We lived frugally when I was raising my children. There just wasn't much money and I was feeding a family of nine and assorted friends and neighbors on $10 a month. We grew a big garden and had raspberries, grape vines, and a peach tree in our yard. During harvest season we'd glean the orchards or fields when harvest was over. (The requirement was to give at least 10% to the food bank. Cool idea, huh?)

Then we would can, dehydrate, and freeze everything we could and live off it during the winter months. We also stored wheat - Montana Turkey Red Hard Winter Wheat. I could do just about anything with this grain but knit a sweater.

And along the way I learned smart food-stretching techniques from Pauline Hatch, Connie Honroth, Sandy Chriswell, Aunt Annie, Chris Carver, Mary Cannon, my mom, and many others. I thought it would be good to share these ideas with you - this is the season when a little extra money always comes in handy, and if we can shave some off our food budget, well, why not?

Maybe there's something here you haven't thought of, and if you have a good tip that isn't here, please email me - I'll build another article around it so we can all benefit from YOUR wisdom and expertise! We're all in this together!

1) Bones from meat, fish, poultry make excellent soup stock: partially cover with water and simmer covered several hours; strain and store in refrigerator or freezer.

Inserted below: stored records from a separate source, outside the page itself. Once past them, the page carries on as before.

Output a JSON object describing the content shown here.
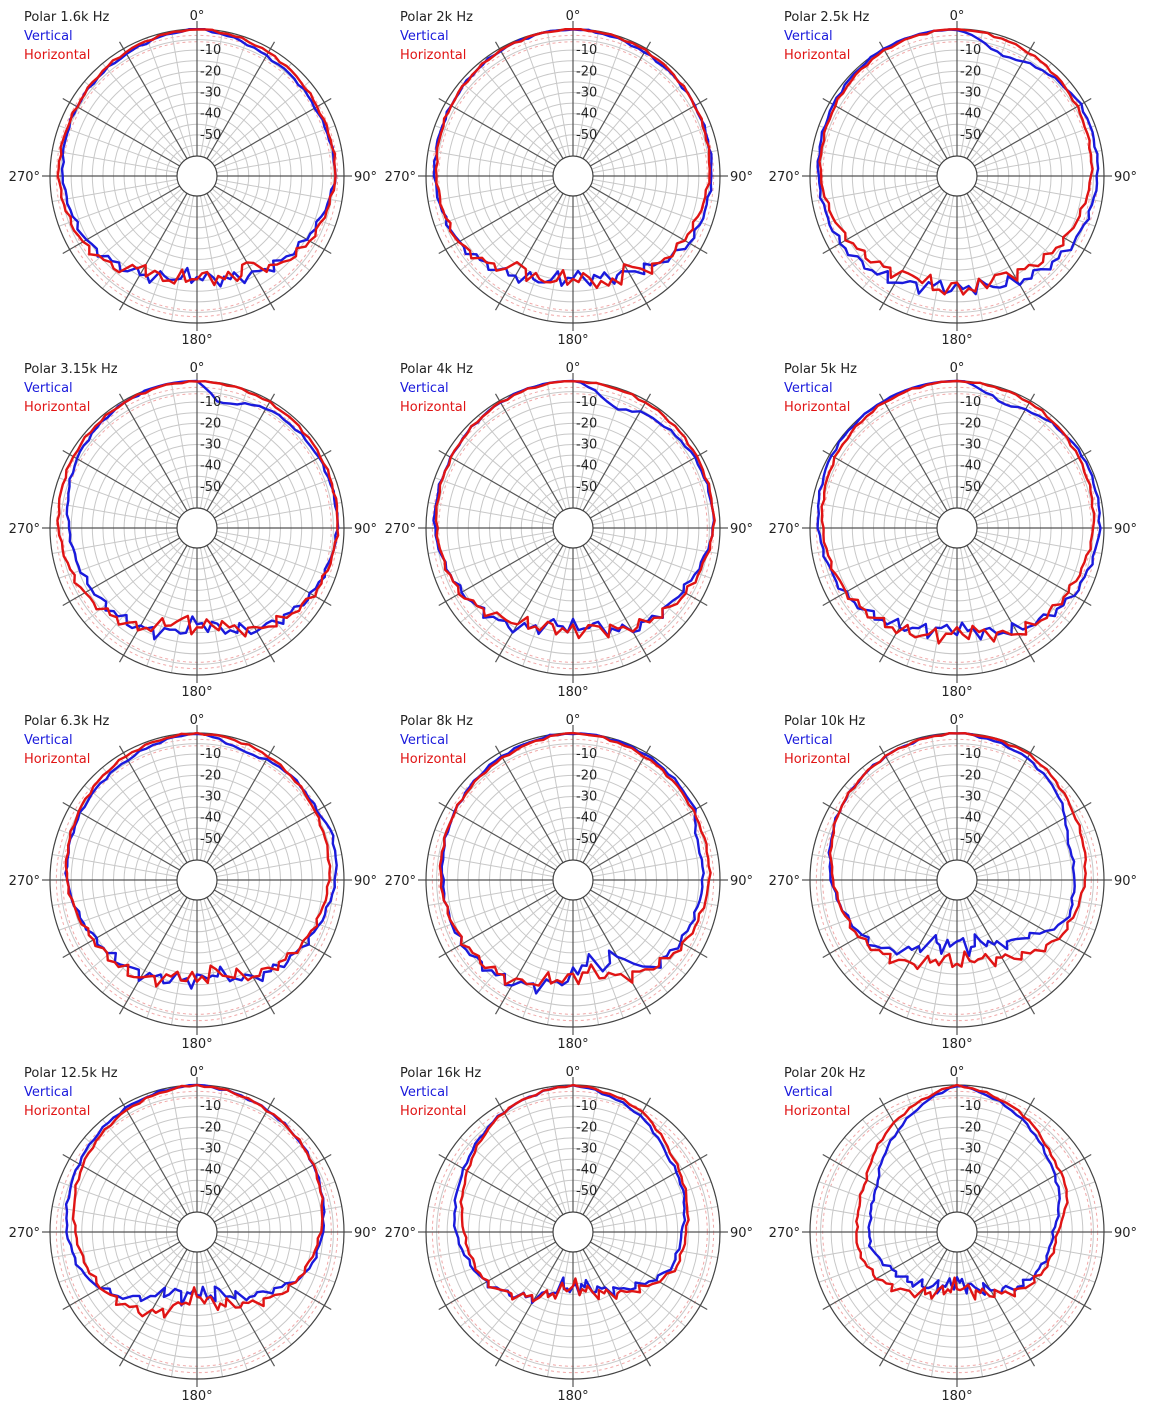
{
  "colors": {
    "vertical": "#1a1adc",
    "horizontal": "#e01414",
    "grid": "#c8c8c8",
    "spoke": "#555555",
    "dashed": "#f0a8a8",
    "frame": "#444444"
  },
  "angle_labels": {
    "top": "0°",
    "right": "90°",
    "bottom": "180°",
    "left": "270°"
  },
  "ring_labels": [
    "-10",
    "-20",
    "-30",
    "-40",
    "-50"
  ],
  "chart_data": [
    {
      "type": "polar",
      "title": "Polar 1.6k Hz",
      "r_range": [
        -60,
        0
      ],
      "series": [
        {
          "name": "Vertical",
          "key": "vertical",
          "angles": [
            0,
            30,
            60,
            90,
            120,
            150,
            170,
            180,
            190,
            210,
            240,
            270,
            300,
            330
          ],
          "values": [
            0,
            -4,
            -5,
            -4,
            -10,
            -16,
            -20,
            -22,
            -21,
            -16,
            -9,
            -6,
            -4,
            -3
          ]
        },
        {
          "name": "Horizontal",
          "key": "horizontal",
          "angles": [
            0,
            30,
            60,
            90,
            120,
            140,
            150,
            160,
            170,
            180,
            190,
            200,
            210,
            220,
            240,
            270,
            300,
            330
          ],
          "values": [
            0,
            -2,
            -4,
            -4,
            -8,
            -13,
            -22,
            -18,
            -21,
            -22,
            -20,
            -18,
            -20,
            -12,
            -7,
            -4,
            -4,
            -2
          ]
        }
      ]
    },
    {
      "type": "polar",
      "title": "Polar 2k Hz",
      "r_range": [
        -60,
        0
      ],
      "series": [
        {
          "name": "Vertical",
          "key": "vertical",
          "angles": [
            0,
            30,
            60,
            90,
            120,
            150,
            180,
            210,
            240,
            270,
            300,
            330
          ],
          "values": [
            0,
            -2,
            -3,
            -4,
            -6,
            -17,
            -22,
            -15,
            -7,
            -4,
            -3,
            -1
          ]
        },
        {
          "name": "Horizontal",
          "key": "horizontal",
          "angles": [
            0,
            30,
            60,
            90,
            120,
            140,
            150,
            160,
            170,
            180,
            190,
            200,
            210,
            220,
            240,
            270,
            300,
            330
          ],
          "values": [
            0,
            -1,
            -3,
            -5,
            -9,
            -12,
            -20,
            -14,
            -20,
            -21,
            -20,
            -17,
            -21,
            -13,
            -7,
            -5,
            -3,
            -1
          ]
        }
      ]
    },
    {
      "type": "polar",
      "title": "Polar 2.5k Hz",
      "r_range": [
        -60,
        0
      ],
      "series": [
        {
          "name": "Vertical",
          "key": "vertical",
          "angles": [
            0,
            20,
            40,
            60,
            90,
            120,
            150,
            170,
            180,
            190,
            210,
            240,
            270,
            300,
            330
          ],
          "values": [
            0,
            -9,
            -5,
            -2,
            -3,
            -6,
            -12,
            -17,
            -16,
            -17,
            -12,
            -6,
            -4,
            -2,
            0
          ]
        },
        {
          "name": "Horizontal",
          "key": "horizontal",
          "angles": [
            0,
            30,
            60,
            90,
            110,
            130,
            150,
            160,
            170,
            180,
            190,
            200,
            210,
            230,
            250,
            270,
            300,
            330
          ],
          "values": [
            0,
            -2,
            -4,
            -6,
            -9,
            -12,
            -16,
            -19,
            -15,
            -17,
            -15,
            -19,
            -16,
            -12,
            -8,
            -5,
            -3,
            -1
          ]
        }
      ]
    },
    {
      "type": "polar",
      "title": "Polar 3.15k Hz",
      "r_range": [
        -60,
        0
      ],
      "series": [
        {
          "name": "Vertical",
          "key": "vertical",
          "angles": [
            0,
            10,
            20,
            30,
            60,
            90,
            120,
            150,
            170,
            180,
            190,
            210,
            240,
            270,
            300,
            330
          ],
          "values": [
            1,
            -10,
            -7,
            -4,
            -3,
            -3,
            -7,
            -14,
            -22,
            -25,
            -20,
            -15,
            -12,
            -9,
            -4,
            -1
          ]
        },
        {
          "name": "Horizontal",
          "key": "horizontal",
          "angles": [
            0,
            30,
            60,
            90,
            120,
            150,
            170,
            180,
            190,
            210,
            240,
            270,
            300,
            330
          ],
          "values": [
            0,
            -1,
            -2,
            -3,
            -6,
            -14,
            -24,
            -22,
            -26,
            -15,
            -8,
            -4,
            -2,
            -1
          ]
        }
      ]
    },
    {
      "type": "polar",
      "title": "Polar 4k Hz",
      "r_range": [
        -60,
        0
      ],
      "series": [
        {
          "name": "Vertical",
          "key": "vertical",
          "angles": [
            0,
            20,
            30,
            60,
            90,
            120,
            150,
            170,
            180,
            190,
            210,
            240,
            270,
            300,
            330
          ],
          "values": [
            1,
            -10,
            -6,
            -3,
            -3,
            -10,
            -14,
            -23,
            -22,
            -24,
            -15,
            -9,
            -4,
            -3,
            -1
          ]
        },
        {
          "name": "Horizontal",
          "key": "horizontal",
          "angles": [
            0,
            30,
            60,
            90,
            120,
            150,
            170,
            180,
            190,
            210,
            240,
            270,
            300,
            330
          ],
          "values": [
            0,
            -1,
            -2,
            -3,
            -8,
            -15,
            -22,
            -20,
            -22,
            -18,
            -8,
            -5,
            -3,
            -1
          ]
        }
      ]
    },
    {
      "type": "polar",
      "title": "Polar 5k Hz",
      "r_range": [
        -60,
        0
      ],
      "series": [
        {
          "name": "Vertical",
          "key": "vertical",
          "angles": [
            0,
            20,
            40,
            60,
            90,
            120,
            150,
            170,
            180,
            190,
            210,
            240,
            270,
            300,
            330
          ],
          "values": [
            1,
            -7,
            -3,
            -1,
            -2,
            -6,
            -14,
            -20,
            -22,
            -21,
            -16,
            -8,
            -4,
            -1,
            0
          ]
        },
        {
          "name": "Horizontal",
          "key": "horizontal",
          "angles": [
            0,
            30,
            60,
            90,
            120,
            150,
            170,
            180,
            190,
            210,
            240,
            270,
            300,
            330
          ],
          "values": [
            0,
            -1,
            -3,
            -5,
            -9,
            -12,
            -20,
            -20,
            -18,
            -14,
            -9,
            -6,
            -3,
            -1
          ]
        }
      ]
    },
    {
      "type": "polar",
      "title": "Polar 6.3k Hz",
      "r_range": [
        -60,
        0
      ],
      "series": [
        {
          "name": "Vertical",
          "key": "vertical",
          "angles": [
            0,
            20,
            40,
            60,
            70,
            90,
            120,
            150,
            170,
            180,
            190,
            210,
            240,
            270,
            300,
            330
          ],
          "values": [
            0,
            -5,
            -3,
            -4,
            -2,
            -4,
            -10,
            -16,
            -25,
            -22,
            -22,
            -18,
            -14,
            -8,
            -6,
            -4
          ]
        },
        {
          "name": "Horizontal",
          "key": "horizontal",
          "angles": [
            0,
            30,
            60,
            90,
            120,
            150,
            170,
            180,
            190,
            210,
            240,
            270,
            300,
            330
          ],
          "values": [
            0,
            -2,
            -5,
            -7,
            -11,
            -17,
            -26,
            -22,
            -24,
            -16,
            -13,
            -8,
            -5,
            -2
          ]
        }
      ]
    },
    {
      "type": "polar",
      "title": "Polar 8k Hz",
      "r_range": [
        -60,
        0
      ],
      "series": [
        {
          "name": "Vertical",
          "key": "vertical",
          "angles": [
            0,
            30,
            60,
            70,
            90,
            120,
            140,
            150,
            160,
            170,
            180,
            190,
            210,
            240,
            270,
            300,
            330
          ],
          "values": [
            0,
            -1,
            -3,
            -8,
            -8,
            -11,
            -14,
            -30,
            -25,
            -32,
            -24,
            -20,
            -13,
            -9,
            -8,
            -5,
            -2
          ]
        },
        {
          "name": "Horizontal",
          "key": "horizontal",
          "angles": [
            0,
            30,
            60,
            90,
            120,
            150,
            170,
            180,
            190,
            210,
            240,
            270,
            300,
            330
          ],
          "values": [
            0,
            -2,
            -4,
            -5,
            -9,
            -17,
            -26,
            -23,
            -22,
            -14,
            -10,
            -7,
            -5,
            -3
          ]
        }
      ]
    },
    {
      "type": "polar",
      "title": "Polar 10k Hz",
      "r_range": [
        -60,
        0
      ],
      "series": [
        {
          "name": "Vertical",
          "key": "vertical",
          "angles": [
            0,
            30,
            50,
            70,
            90,
            110,
            130,
            150,
            160,
            170,
            180,
            190,
            200,
            210,
            230,
            270,
            300,
            330
          ],
          "values": [
            0,
            -3,
            -7,
            -14,
            -14,
            -14,
            -28,
            -34,
            -40,
            -36,
            -42,
            -36,
            -40,
            -32,
            -20,
            -10,
            -5,
            -2
          ]
        },
        {
          "name": "Horizontal",
          "key": "horizontal",
          "angles": [
            0,
            30,
            60,
            90,
            120,
            150,
            170,
            180,
            190,
            210,
            240,
            270,
            300,
            330
          ],
          "values": [
            0,
            -1,
            -6,
            -9,
            -14,
            -27,
            -32,
            -30,
            -32,
            -24,
            -16,
            -11,
            -5,
            -2
          ]
        }
      ]
    },
    {
      "type": "polar",
      "title": "Polar 12.5k Hz",
      "r_range": [
        -60,
        0
      ],
      "series": [
        {
          "name": "Vertical",
          "key": "vertical",
          "angles": [
            0,
            30,
            60,
            90,
            110,
            130,
            150,
            160,
            170,
            180,
            190,
            200,
            210,
            230,
            250,
            270,
            300,
            330
          ],
          "values": [
            0,
            -3,
            -6,
            -10,
            -14,
            -26,
            -34,
            -40,
            -38,
            -42,
            -38,
            -40,
            -36,
            -22,
            -12,
            -8,
            -5,
            -2
          ]
        },
        {
          "name": "Horizontal",
          "key": "horizontal",
          "angles": [
            0,
            30,
            60,
            90,
            120,
            150,
            170,
            180,
            190,
            210,
            240,
            270,
            300,
            330
          ],
          "values": [
            0,
            -3,
            -6,
            -11,
            -18,
            -30,
            -36,
            -40,
            -36,
            -25,
            -17,
            -12,
            -7,
            -3
          ]
        }
      ]
    },
    {
      "type": "polar",
      "title": "Polar 16k Hz",
      "r_range": [
        -60,
        0
      ],
      "series": [
        {
          "name": "Vertical",
          "key": "vertical",
          "angles": [
            0,
            30,
            50,
            70,
            90,
            110,
            130,
            150,
            170,
            180,
            190,
            210,
            240,
            270,
            300,
            330
          ],
          "values": [
            0,
            -6,
            -12,
            -14,
            -18,
            -20,
            -30,
            -38,
            -44,
            -42,
            -44,
            -34,
            -22,
            -14,
            -10,
            -4
          ]
        },
        {
          "name": "Horizontal",
          "key": "horizontal",
          "angles": [
            0,
            30,
            50,
            70,
            90,
            110,
            130,
            150,
            170,
            180,
            190,
            210,
            240,
            270,
            300,
            330
          ],
          "values": [
            0,
            -4,
            -10,
            -13,
            -16,
            -18,
            -28,
            -36,
            -42,
            -44,
            -42,
            -34,
            -22,
            -18,
            -12,
            -4
          ]
        }
      ]
    },
    {
      "type": "polar",
      "title": "Polar 20k Hz",
      "r_range": [
        -60,
        0
      ],
      "series": [
        {
          "name": "Vertical",
          "key": "vertical",
          "angles": [
            0,
            30,
            50,
            70,
            90,
            110,
            130,
            150,
            170,
            180,
            190,
            210,
            240,
            260,
            280,
            300,
            330
          ],
          "values": [
            0,
            -8,
            -14,
            -18,
            -24,
            -26,
            -30,
            -38,
            -44,
            -46,
            -44,
            -40,
            -34,
            -28,
            -28,
            -26,
            -14
          ]
        },
        {
          "name": "Horizontal",
          "key": "horizontal",
          "angles": [
            0,
            30,
            50,
            70,
            90,
            110,
            130,
            150,
            170,
            180,
            190,
            210,
            240,
            260,
            280,
            300,
            330
          ],
          "values": [
            0,
            -6,
            -12,
            -14,
            -22,
            -24,
            -28,
            -36,
            -42,
            -44,
            -42,
            -36,
            -26,
            -22,
            -22,
            -20,
            -10
          ]
        }
      ]
    }
  ]
}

2) Save every scrap of meat, including giblets and necks from poultry. A few bits of meat added to a vegetable main dish make it really good. Giblets can also be frozen (uncooked) in plastic bag until enough are collected to make a meal.

3) Juice/syrup from canned fruit can be used as liquid minus sweetening in quick breads; as sweetening for non-sweet juice; combined with juice and frozen for popsicles; as pudding or gelatin base (minus sugar).

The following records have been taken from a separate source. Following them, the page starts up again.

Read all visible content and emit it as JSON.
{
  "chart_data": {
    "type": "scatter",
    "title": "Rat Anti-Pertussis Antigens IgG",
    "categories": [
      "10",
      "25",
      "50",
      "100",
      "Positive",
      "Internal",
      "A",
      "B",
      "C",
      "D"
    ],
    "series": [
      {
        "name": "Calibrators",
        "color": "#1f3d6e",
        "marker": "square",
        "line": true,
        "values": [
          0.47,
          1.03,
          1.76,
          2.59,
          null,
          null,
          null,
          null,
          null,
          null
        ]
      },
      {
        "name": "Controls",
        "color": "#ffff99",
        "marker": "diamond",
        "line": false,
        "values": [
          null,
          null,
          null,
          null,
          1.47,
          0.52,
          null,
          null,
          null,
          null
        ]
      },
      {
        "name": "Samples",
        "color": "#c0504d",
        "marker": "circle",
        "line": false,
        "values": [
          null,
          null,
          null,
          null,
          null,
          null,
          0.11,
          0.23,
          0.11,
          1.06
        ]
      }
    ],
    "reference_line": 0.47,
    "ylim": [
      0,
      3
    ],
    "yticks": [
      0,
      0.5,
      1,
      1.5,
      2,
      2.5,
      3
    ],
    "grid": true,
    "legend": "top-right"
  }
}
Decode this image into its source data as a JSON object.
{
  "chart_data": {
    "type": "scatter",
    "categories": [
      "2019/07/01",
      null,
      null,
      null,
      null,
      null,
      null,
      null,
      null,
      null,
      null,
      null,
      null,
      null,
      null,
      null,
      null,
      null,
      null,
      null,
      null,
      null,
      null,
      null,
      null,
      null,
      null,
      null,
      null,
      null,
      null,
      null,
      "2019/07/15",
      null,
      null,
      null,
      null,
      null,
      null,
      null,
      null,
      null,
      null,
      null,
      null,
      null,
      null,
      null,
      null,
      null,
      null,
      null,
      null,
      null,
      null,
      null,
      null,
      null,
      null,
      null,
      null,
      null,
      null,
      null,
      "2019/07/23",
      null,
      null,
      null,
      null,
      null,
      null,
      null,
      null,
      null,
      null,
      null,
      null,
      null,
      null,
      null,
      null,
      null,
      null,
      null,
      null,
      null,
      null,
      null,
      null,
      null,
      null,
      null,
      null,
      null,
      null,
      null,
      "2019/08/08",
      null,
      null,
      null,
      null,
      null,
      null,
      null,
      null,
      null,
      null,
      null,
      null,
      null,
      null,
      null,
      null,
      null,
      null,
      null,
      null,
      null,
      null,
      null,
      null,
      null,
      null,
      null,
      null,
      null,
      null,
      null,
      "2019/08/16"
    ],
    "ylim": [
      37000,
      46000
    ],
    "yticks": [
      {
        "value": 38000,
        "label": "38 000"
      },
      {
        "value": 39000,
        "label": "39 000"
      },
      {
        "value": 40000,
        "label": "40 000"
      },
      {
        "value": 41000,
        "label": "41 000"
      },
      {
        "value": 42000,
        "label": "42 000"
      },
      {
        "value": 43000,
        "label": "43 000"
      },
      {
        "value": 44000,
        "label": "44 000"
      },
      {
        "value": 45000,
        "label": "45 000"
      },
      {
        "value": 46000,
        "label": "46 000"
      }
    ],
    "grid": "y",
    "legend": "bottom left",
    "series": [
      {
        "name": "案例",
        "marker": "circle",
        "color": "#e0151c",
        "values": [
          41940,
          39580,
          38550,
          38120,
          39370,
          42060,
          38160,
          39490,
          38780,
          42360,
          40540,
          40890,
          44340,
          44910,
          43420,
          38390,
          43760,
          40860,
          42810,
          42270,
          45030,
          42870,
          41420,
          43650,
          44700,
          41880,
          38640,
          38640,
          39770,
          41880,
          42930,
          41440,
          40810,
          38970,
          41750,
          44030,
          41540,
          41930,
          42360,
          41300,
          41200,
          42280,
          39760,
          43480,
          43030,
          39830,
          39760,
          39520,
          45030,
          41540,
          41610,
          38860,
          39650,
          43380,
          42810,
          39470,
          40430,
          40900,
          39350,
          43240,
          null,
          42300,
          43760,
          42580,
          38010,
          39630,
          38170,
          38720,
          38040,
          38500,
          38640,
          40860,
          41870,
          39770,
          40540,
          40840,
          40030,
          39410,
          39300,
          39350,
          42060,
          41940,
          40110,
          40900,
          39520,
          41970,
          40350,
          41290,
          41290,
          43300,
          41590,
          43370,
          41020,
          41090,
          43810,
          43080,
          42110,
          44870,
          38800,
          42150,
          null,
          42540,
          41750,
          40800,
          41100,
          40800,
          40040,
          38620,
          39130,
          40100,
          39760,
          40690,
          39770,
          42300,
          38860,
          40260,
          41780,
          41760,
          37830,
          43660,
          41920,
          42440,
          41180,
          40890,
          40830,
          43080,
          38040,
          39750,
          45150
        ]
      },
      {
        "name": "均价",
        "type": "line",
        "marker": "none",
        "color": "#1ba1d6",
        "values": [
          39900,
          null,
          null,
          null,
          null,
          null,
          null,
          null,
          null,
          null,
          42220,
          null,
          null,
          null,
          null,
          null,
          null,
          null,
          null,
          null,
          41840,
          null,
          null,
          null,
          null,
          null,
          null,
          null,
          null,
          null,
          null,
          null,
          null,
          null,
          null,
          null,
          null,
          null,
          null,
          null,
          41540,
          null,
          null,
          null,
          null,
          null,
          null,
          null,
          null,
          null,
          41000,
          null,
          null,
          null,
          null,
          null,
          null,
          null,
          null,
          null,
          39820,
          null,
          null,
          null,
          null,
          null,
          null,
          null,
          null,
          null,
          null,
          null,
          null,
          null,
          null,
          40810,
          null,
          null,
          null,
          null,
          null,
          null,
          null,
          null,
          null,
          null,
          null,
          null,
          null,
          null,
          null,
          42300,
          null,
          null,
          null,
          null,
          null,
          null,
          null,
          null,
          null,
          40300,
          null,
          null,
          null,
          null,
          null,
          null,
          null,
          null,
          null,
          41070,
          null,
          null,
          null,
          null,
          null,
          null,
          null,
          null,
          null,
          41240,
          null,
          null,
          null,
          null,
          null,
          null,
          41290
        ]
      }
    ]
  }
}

4) Fat/drippings from meat can be rendered or used directly if already cooked to saute onions or other veggies.

5) Vegetable peels, stems and tops are a valuable addition to soup stocks. Stems are also often good sliced thinly and stir-fried with other vegetables. Tops of carrots, radishes, celery, etc. are good chopped finely and added to soups and omelets. Hash browned potato peels are great.

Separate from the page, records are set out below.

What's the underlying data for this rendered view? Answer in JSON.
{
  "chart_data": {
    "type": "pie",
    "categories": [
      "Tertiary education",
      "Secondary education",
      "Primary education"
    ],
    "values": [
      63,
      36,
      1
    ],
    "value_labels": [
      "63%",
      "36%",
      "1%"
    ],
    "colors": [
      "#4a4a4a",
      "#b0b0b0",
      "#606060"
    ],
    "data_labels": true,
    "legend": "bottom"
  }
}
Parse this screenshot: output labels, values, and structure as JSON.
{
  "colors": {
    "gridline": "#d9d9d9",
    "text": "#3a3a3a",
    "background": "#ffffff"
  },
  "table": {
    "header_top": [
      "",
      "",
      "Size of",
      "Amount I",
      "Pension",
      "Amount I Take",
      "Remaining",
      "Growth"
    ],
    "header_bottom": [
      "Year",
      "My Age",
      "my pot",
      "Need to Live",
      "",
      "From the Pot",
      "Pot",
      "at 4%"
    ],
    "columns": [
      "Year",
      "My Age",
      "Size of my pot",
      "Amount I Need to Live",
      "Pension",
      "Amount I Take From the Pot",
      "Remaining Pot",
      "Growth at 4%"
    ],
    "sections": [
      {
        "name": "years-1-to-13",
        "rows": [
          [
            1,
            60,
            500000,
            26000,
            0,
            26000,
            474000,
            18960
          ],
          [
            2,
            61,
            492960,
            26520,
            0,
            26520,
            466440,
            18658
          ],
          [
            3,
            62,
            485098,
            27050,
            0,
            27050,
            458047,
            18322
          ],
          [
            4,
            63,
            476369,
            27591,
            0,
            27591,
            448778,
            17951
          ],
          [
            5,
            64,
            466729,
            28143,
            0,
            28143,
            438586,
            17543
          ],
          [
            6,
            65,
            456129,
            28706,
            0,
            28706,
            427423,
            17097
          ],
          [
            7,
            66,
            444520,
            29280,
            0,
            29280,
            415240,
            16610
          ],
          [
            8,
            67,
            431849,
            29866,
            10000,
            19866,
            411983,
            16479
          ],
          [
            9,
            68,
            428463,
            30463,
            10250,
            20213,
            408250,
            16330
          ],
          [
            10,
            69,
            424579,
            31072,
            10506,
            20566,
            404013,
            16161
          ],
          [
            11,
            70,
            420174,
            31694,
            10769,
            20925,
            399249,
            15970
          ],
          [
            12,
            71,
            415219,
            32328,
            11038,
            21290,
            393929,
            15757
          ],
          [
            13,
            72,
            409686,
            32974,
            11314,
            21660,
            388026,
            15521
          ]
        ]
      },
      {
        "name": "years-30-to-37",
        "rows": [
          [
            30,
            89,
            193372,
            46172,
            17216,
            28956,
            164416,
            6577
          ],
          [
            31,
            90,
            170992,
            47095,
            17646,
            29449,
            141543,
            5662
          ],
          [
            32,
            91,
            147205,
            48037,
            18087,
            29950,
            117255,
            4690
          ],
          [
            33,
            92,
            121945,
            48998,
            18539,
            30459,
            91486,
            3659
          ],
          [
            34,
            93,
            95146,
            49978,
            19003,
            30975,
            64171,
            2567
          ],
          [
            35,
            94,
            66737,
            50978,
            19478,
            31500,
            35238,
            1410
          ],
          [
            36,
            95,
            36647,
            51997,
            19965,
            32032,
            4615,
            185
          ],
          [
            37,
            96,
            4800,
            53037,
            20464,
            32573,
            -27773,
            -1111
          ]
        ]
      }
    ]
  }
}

6) Grated citrus rind can be frozen for later use. Pineapple cores and rinds can be simmered to make juice. Apple peelings are good raw and can be simmered to make liquid pectin.

7) Stale bread can be thinly sliced in strips and baked at 225 degrees for 1 hr to make zwieback. Bread crumbs should be saved and used seasoned or plain for breading, thickening, ground meat stretching.

8) Seeds from pumpkin, squash, or watermelon can be toasted in a 350 degree oven with or without butter or salt for a healthy snack treat.

9) Liquids from steaming vegetables or fruits can be used as the liquid in breads, soups, or sauces.

10) Leftover meat, vegetables, fruit or rice (if unseasoned) can be pureed and used for baby food, or thrown in the soup pot, as can leftover tossed salad or most main dish recipe failures.

11) Liquid from pickles can be used to make more pickles; sliced up carrots, peppers, etc. marinate well in leftover pickle juice.

12) Almost empty ketchup bottles can be filled with oil and vinegar and herbs to make salad dressing.

13) Anything that is unfit even for soup (few things are) will probably make great compost for the garden. Use it instead of throwing it out.